Quando era muito menino, costumava ouvir da mãe que o pai fora a São Paulo para trabalhar, juntar dinheiro e voltar com um balaio cheio de brinquedos para ele, uma casa decente para eles, uma moto do ano e até um carro para impressionar os vizinhos.
Era o sonho do êxodo nordestino de então. Largar o sertão e suas agruras e partir em busca de uma profissão na capital; uma que dessa renda, um lugar ao sol e um novo estatus em caso de regresso.
Os que voltaram, chegavam ao interior já convertidos em paulistanos, com o novo sotaque, roupas diferenciadas, cheios dos gracejos que aprenderam nas lajes e nas construções de concreto.
Carlos imaginava que com o pai seria igual. Mas o diabo é que ele não voltava.
Ele via muita gente bater à porta: credores, mulheres violentas que estapeavam sua mãe na presença do menino; homens estranhos que chegavam tarde da noite, exalando fumo e perfume barato. Trocavam de casa de quando em quando por faltar o dinheiro do aluguel.
Um dia ele foi bater à porta da mulher legítima de seu pai. Não só não foi atendido, como ouviu a voz da mulher respondendo as filhas que não era ninguém.

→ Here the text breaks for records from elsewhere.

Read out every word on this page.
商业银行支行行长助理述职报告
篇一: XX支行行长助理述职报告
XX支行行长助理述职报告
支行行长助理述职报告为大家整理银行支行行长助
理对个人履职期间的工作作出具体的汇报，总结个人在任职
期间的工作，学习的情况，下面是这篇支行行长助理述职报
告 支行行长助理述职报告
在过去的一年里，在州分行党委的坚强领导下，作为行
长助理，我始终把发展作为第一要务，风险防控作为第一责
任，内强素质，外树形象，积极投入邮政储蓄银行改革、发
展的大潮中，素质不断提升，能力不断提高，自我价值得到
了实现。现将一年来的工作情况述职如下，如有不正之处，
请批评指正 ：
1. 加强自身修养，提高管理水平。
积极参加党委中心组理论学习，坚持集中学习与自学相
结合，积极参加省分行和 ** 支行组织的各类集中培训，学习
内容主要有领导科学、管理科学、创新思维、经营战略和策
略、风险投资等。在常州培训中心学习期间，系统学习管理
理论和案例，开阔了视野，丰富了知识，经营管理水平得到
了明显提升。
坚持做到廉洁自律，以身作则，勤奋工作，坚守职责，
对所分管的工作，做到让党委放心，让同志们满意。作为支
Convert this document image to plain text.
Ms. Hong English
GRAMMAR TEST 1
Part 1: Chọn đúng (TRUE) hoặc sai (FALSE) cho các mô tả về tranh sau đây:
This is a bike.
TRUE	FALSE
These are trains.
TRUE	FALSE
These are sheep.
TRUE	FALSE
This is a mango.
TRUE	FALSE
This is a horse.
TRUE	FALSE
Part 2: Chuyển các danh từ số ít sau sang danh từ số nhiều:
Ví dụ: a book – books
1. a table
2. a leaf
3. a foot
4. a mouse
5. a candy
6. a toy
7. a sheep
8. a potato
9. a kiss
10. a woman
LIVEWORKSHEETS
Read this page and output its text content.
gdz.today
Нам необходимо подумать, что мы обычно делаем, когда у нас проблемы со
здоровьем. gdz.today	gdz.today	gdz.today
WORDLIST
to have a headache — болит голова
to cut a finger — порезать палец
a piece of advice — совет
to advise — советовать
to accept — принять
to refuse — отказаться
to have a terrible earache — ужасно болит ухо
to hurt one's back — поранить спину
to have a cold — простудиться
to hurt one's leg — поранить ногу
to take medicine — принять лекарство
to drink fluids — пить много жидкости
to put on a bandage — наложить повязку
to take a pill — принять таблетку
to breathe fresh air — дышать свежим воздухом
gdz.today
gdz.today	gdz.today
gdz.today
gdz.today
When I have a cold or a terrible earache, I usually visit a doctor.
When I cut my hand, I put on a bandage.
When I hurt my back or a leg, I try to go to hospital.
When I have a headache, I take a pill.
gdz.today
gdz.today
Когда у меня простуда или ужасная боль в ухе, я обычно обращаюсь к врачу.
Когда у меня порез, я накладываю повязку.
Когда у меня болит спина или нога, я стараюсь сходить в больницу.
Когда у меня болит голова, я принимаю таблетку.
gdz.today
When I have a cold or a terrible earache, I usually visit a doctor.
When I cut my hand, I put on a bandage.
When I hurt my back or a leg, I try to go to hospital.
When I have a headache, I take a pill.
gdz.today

Começou a fazer um pé de meia para ir a São Paulo atrás do pai. Foi ser garçom. Com poucos meses na profissão, notou que a mulher verdadeira do pai tinha razão: ele não era ninguém. O garçom não tinha nome. Às vezes, se tanto, só vocativo: “ei, traz…” Mas ele não completara o ensino fundamental, e nem sabia o que era vocativo, nem o que eram as onomatopeias que substituam seu nome: “xiu!”, “fiu,fiu”. Mas sabia o que significavam os gestos com os dedos pedindo outra rodada. Sabia também o que era mosquear. Era o bastante.
Carlos aprendeu também que o garçom tem certa tendência a trabalhar para pagar o vício. Após o expediente, dividia as cachaças com os colegas. Passou a pegar do estabelecimento para ser descontado no salário. Era tão desajeitado que não recebia cantadas nem quando álcool já anuviava o juízo dos clientes.
Chegou a morar numa república de estudantes pobres. Eles também faziam bicos. Não viu diferença no estudo. Lembrava-se do pai. A mãe já o dava como morto. Era um morto sem lembranças. Mas um morto sem atestado de óbito tem suas vantagens. Quem sabe não se deu bem na vida? Quem sabe foi por isso que fugiu para a capital?! Quem sabe era feliz longe de um passado acompanhado?
Um homem que começa a vida, por mais precária que seja, não têm observadores e avaliadores, como ela se sentia sempre que ouvia as gargalhadas e os olhares de reprovação. Já nessa época flertava com um desfecho para sua vida.
Um dia apareceu o sinal que ele esperava. Um desses homicidas indiretos. Um tipo que sempre sai impune, pois nunca aperta o gatilho. Era um homem de seus quarenta e poucos anos, bem vestido e instruído. Carlos serviu-lhe. No início havia a arrogância do cliente com razão. Após alguns copos, surgiu o cínico. Lá pelas tantas da madrugada, fez a pergunta inédita:
– Garçom, como é teu nome?
– Carlos.
– É nome de rei, sabia? Vejo muitos por aí: Carlos, Magnus, Ricardos. Reis que me servem. Levantou o copo e riu.
Carlos não teve dúvidas. Se em outra vida foi rei e foi servido, nesta vida deveria morrer servindo.
– Como os reis morrem, quis saber.
– Como eles quiserem. Eles têm a gentileza da morte. Mesmo quando são apunhalados e traídos, a morte sempre sussurra sua chegada.
Carlos ficou contente. Recolheu os copos; pôs as mesas para dentro. Bebeu sua cachaça. Colocou sua motoca surrada na velocidade máxima e se atirou contra um poste.
Conseguiu ainda uma pequena nota num jornal de terceira da cidade.
“Homem de 20 anos, solteiro, profissão Garçom, morre em acidente de moto no beco das sete facadas”.